The alliance and the Massachusetts Family Institute, a conservative advocacy group, filed suit in May in US District Court in Boston against the town and school officials for prohibiting Morrison, then a seventh grader, from wearing the shirt.
In a May affidavit, Middleborough Schools Superintendent Carolyn J. Lyons said she learned in March about the shirt issue and that she had later corresponded with Morrison’s father about it by email.
“The dress code does clearly articulate the expectation that the dress code will be governed by health, safety, and appropriateness,” Lyons wrote to Morrison’s father, according to court papers. “That appropriateness comes at the discretion of the building administration. The content of [redacted] shirt targeted students of a protected class; namely in the area of gender identity. While I cannot share the numbers of names of students and staff that complained about this shirt, I can assure you that there were several students and several staff who did.”
In the affidavit, Lyons said that “several” students at Morrison’s school have attempted suicide or reported suicidal ideation in recent years and have “frequently” cited their LGBTQ identity as “a major factor.” In July 2022, she said, a high school student in town died by suicide.
Asked about those reports in court, Cortman said such concerns “should never be diminished.”
“And I don’t want to be dismissive of it, because that’s very serious regardless of who it’s happening to,” he said.
But to restrict speech “there has to be a link between whatever harm you’re alleging and the specific speech in question,” he said. “There can’t be a general, ‘well, we have a general issue with this,’” he said.
He said the school “has the burden to prove the speech isn’t protected” under the First Amendment. “They have the burden to show that speech is going to harm those kids. And those issues, as serious as they are and they are, they’re very complex.”
On Thursday, the group said Morrison wore the shirt “to peacefully share his belief, informed by his scientific understanding of biology—that there are only two sexes, male and female—and that a person’s gender—their status as a boy or girl, woman or man—is inextricably tied to biological sex.”

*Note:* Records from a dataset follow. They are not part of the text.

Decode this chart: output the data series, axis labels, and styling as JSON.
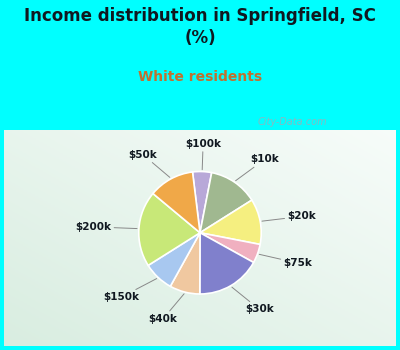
{
  "labels": [
    "$100k",
    "$10k",
    "$20k",
    "$75k",
    "$30k",
    "$40k",
    "$150k",
    "$200k",
    "$50k"
  ],
  "sizes": [
    5,
    13,
    12,
    5,
    17,
    8,
    8,
    20,
    12
  ],
  "colors": [
    "#b8a8d8",
    "#a0b890",
    "#f5ef80",
    "#f0b0c0",
    "#8080cc",
    "#f0c8a0",
    "#a8c8f0",
    "#c8e878",
    "#f0a848"
  ],
  "title": "Income distribution in Springfield, SC\n(%)",
  "subtitle": "White residents",
  "title_color": "#101820",
  "subtitle_color": "#c07030",
  "bg_color": "#00ffff",
  "chart_bg": "#e0f0e8",
  "label_color": "#101820",
  "startangle": 97,
  "watermark": "City-Data.com"
}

The school’s principal and a school counselor pulled the student out of class and ordered him to remove his shirt, according to the group.

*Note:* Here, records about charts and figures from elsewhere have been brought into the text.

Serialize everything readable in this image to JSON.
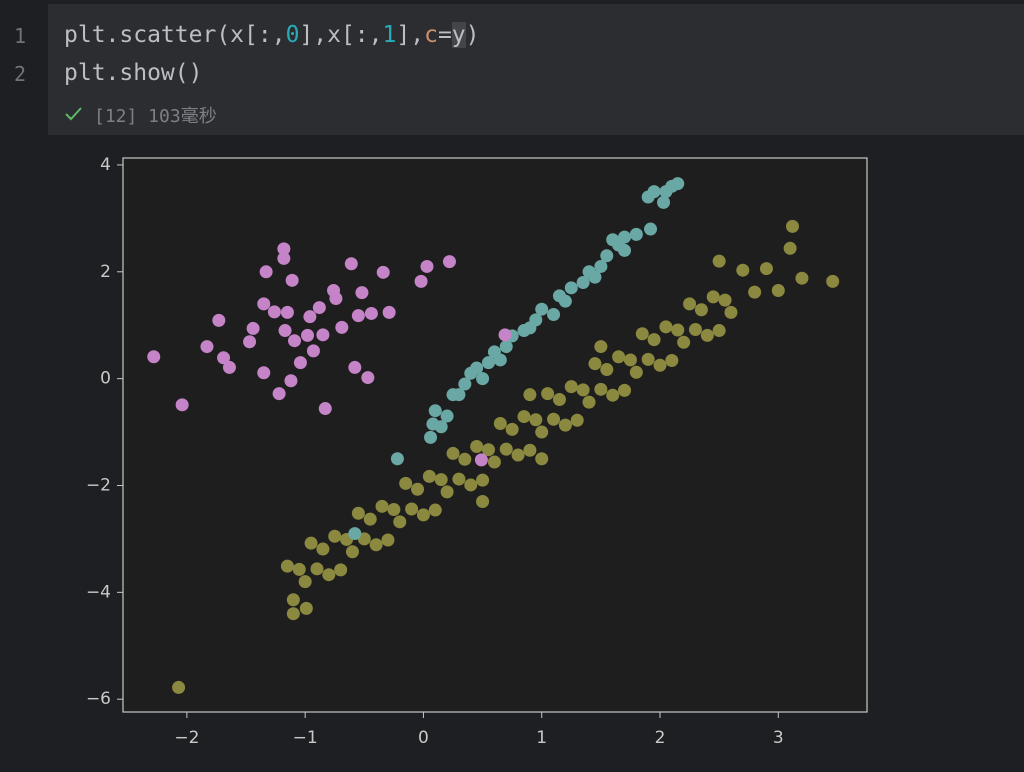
{
  "cell": {
    "line_numbers": [
      "1",
      "2"
    ],
    "lines": [
      [
        "plt.scatter(x[:,",
        "0",
        "],x[:,",
        "1",
        "],",
        "c",
        "=",
        "y",
        ")"
      ],
      [
        "plt.show()"
      ]
    ],
    "status": "[12] 103毫秒"
  },
  "chart_data": {
    "type": "scatter",
    "xlim": [
      -2.54,
      3.75
    ],
    "ylim": [
      -6.24,
      4.13
    ],
    "xticks": [
      {
        "value": -2,
        "label": "−2"
      },
      {
        "value": -1,
        "label": "−1"
      },
      0,
      1,
      2,
      3
    ],
    "yticks": [
      {
        "value": -6,
        "label": "−6"
      },
      {
        "value": -4,
        "label": "−4"
      },
      {
        "value": -2,
        "label": "−2"
      },
      0,
      2,
      4
    ],
    "series": [
      {
        "color": "#8b893f",
        "x": [
          -1.15,
          -1.1,
          -1.05,
          -1.0,
          -0.95,
          -0.9,
          -0.85,
          -0.8,
          -0.75,
          -0.7,
          -0.65,
          -0.6,
          -0.55,
          -0.5,
          -0.45,
          -0.4,
          -0.35,
          -0.3,
          -0.25,
          -0.2,
          -0.15,
          -0.1,
          -0.05,
          0,
          0.05,
          0.1,
          0.15,
          0.2,
          0.25,
          0.3,
          0.35,
          0.4,
          0.45,
          0.5,
          0.55,
          0.6,
          0.65,
          0.7,
          0.75,
          0.8,
          0.85,
          0.9,
          0.95,
          1.0,
          1.05,
          1.1,
          1.15,
          1.2,
          1.25,
          1.3,
          1.35,
          1.4,
          1.45,
          1.5,
          1.55,
          1.6,
          1.65,
          1.7,
          1.75,
          1.8,
          1.85,
          1.9,
          1.95,
          2.0,
          2.05,
          2.1,
          2.15,
          2.2,
          2.25,
          2.3,
          2.35,
          2.4,
          2.45,
          2.5,
          2.55,
          2.6,
          2.7,
          2.8,
          2.9,
          3.0,
          3.1,
          3.2,
          -2.07,
          3.46,
          3.12,
          2.5,
          -1.1,
          -0.99,
          0.9,
          1.5,
          1.0,
          0.5
        ],
        "y": [
          -3.51,
          -4.14,
          -3.57,
          -3.8,
          -3.08,
          -3.56,
          -3.19,
          -3.67,
          -2.95,
          -3.58,
          -3.01,
          -3.24,
          -2.52,
          -3.0,
          -2.63,
          -3.11,
          -2.39,
          -3.02,
          -2.45,
          -2.68,
          -1.96,
          -2.44,
          -2.07,
          -2.55,
          -1.83,
          -2.46,
          -1.89,
          -2.12,
          -1.4,
          -1.88,
          -1.51,
          -1.99,
          -1.27,
          -1.9,
          -1.33,
          -1.56,
          -0.84,
          -1.32,
          -0.95,
          -1.43,
          -0.71,
          -1.34,
          -0.77,
          -1.0,
          -0.28,
          -0.76,
          -0.39,
          -0.87,
          -0.15,
          -0.78,
          -0.21,
          -0.44,
          0.28,
          -0.2,
          0.17,
          -0.31,
          0.41,
          -0.22,
          0.35,
          0.12,
          0.84,
          0.36,
          0.73,
          0.25,
          0.97,
          0.34,
          0.91,
          0.68,
          1.4,
          0.92,
          1.29,
          0.81,
          1.53,
          0.9,
          1.47,
          1.24,
          2.03,
          1.62,
          2.06,
          1.65,
          2.44,
          1.88,
          -5.78,
          1.82,
          2.85,
          2.2,
          -4.4,
          -4.3,
          -0.3,
          0.6,
          -1.5,
          -2.3
        ]
      },
      {
        "color": "#6aa8a5",
        "x": [
          0.06,
          0.08,
          0.1,
          0.2,
          0.25,
          0.35,
          0.4,
          0.5,
          0.55,
          0.6,
          0.7,
          0.75,
          0.85,
          0.95,
          1.0,
          1.1,
          1.15,
          1.25,
          1.35,
          1.4,
          1.5,
          1.55,
          1.65,
          1.7,
          1.8,
          1.7,
          1.9,
          1.95,
          2.05,
          2.1,
          2.15,
          2.03,
          1.92,
          -0.22,
          -0.58,
          0.3,
          0.45,
          0.65,
          0.9,
          1.2,
          1.45,
          1.6,
          0.15
        ],
        "y": [
          -1.1,
          -0.85,
          -0.6,
          -0.7,
          -0.3,
          -0.1,
          0.1,
          0.0,
          0.3,
          0.5,
          0.6,
          0.8,
          0.9,
          1.1,
          1.3,
          1.2,
          1.55,
          1.7,
          1.8,
          2.0,
          2.1,
          2.3,
          2.5,
          2.65,
          2.7,
          2.4,
          3.4,
          3.5,
          3.5,
          3.6,
          3.65,
          3.3,
          2.8,
          -1.5,
          -2.9,
          -0.3,
          0.2,
          0.35,
          0.95,
          1.45,
          1.9,
          2.6,
          -0.9
        ]
      },
      {
        "color": "#c583c8",
        "x": [
          -2.28,
          -2.04,
          -1.83,
          -1.73,
          -1.69,
          -1.64,
          -1.47,
          -1.44,
          -1.35,
          -1.33,
          -1.35,
          -1.26,
          -1.22,
          -1.18,
          -1.18,
          -1.15,
          -1.17,
          -1.11,
          -1.12,
          -1.09,
          -1.04,
          -0.98,
          -0.96,
          -0.93,
          -0.88,
          -0.85,
          -0.83,
          -0.76,
          -0.74,
          -0.69,
          -0.61,
          -0.58,
          -0.55,
          -0.52,
          -0.47,
          -0.44,
          -0.34,
          -0.29,
          -0.02,
          0.03,
          0.22,
          0.49,
          0.69
        ],
        "y": [
          0.41,
          -0.49,
          0.6,
          1.09,
          0.39,
          0.21,
          0.69,
          0.94,
          0.11,
          2.0,
          1.4,
          1.25,
          -0.28,
          2.43,
          2.25,
          1.24,
          0.9,
          1.84,
          -0.04,
          0.71,
          0.3,
          0.81,
          1.16,
          0.52,
          1.33,
          0.82,
          -0.56,
          1.65,
          1.5,
          0.96,
          2.15,
          0.21,
          1.18,
          1.61,
          0.02,
          1.22,
          1.99,
          1.24,
          1.82,
          2.1,
          2.19,
          -1.52,
          0.82
        ]
      }
    ]
  }
}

“After he politely declined, school officials said that he must remove the shirt to return to class. As a result, the student left school and missed the rest of his classes that day,” the group said.
In June, US District Court Judge Indira Talwani in June sided with school officials in a preliminary ruling.
“Plaintiff has not established a likelihood of success on the merits where he is unable to counter Defendants’ showing that enforcement of the Dress Code was undertaken to protect the invasion of the rights of other students to a safe and secure educational environment,” Talwani wrote.
School administrators “were well within their discretion to conclude that the statement ‘THERE ARE ONLY TWO GENDERS’ may communicate that only two gender identities — male and female — are valid, and any others are invalid or nonexistent, and to conclude that students who identify differently, whether they do so openly or not, have a right to attend school without being confronted by messages attacking their identities,” she wrote.
Lawyers for Morrison filed their appeal in August.